The phone rang. “Oh, hi,” I said to Julie. “I’ve been trying that new marinara sauce. My family will love it and—.”
“It’s about Sebastian,” she said. Her voice sounded flat.
“What?” I felt a cold lump in my stomach.
“He said you were coming on to him.”
I laughed. “You’re kidding, right? I hardly speak to the man.”
“No, Karen, I’m not. Remember that kiss you gave him at the hospital?”
I laughed again. “Oh that was nothing. Sympathy. A greeting.”
“Hardly. Sebastian says he can tell when you look at him. He knows when a woman is coming on to him.”

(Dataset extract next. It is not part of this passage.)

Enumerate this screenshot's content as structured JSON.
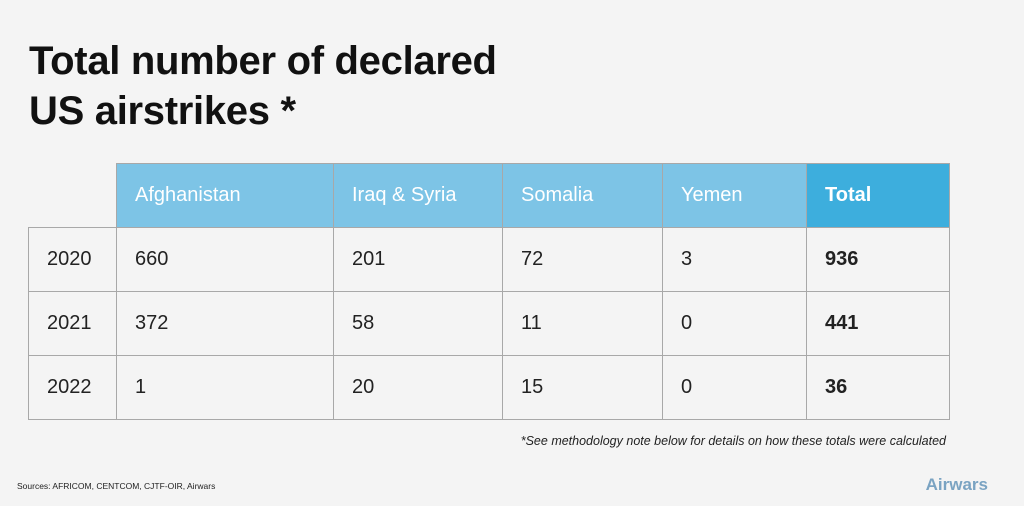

“You can’t be serious!” I felt anger climbing out of my throat. “I don’t even like him, truth be told, Jul.”
“Well, Sebastian knows passion. He’s part Italian, you know.”
“This is crazy!” I was shouting into the phone now. “He’s jealous of the time you spend with me on Feast Your Eyes.”
“I can tell by your reaction there’s something to it.” Julie was matter-of-fact now.
My anger turned to disbelief. “I can’t believe you’re accusing me of this,” I said. “And, taking his word over mine, after all these years. It’s simply not true.”
Julie was silent but I could hear her raggedy breath, and I knew she was crying.
I felt deflated. “So, what does this mean?” I asked. “What happens now?”
Julie’s voice was almost a whimper. “I guess we need to take a little time off—from writing the cookbook, I mean. Until I can find the strength to forgive you.”
“Julie,” I said with the most deliberate, careful control I could muster. “I don’t need your forgiveness for something I haven’t done.”
I hung up the phone as tears stung my eyes. Turning back, I saw marinara sauce bubbling over, burning on the stove.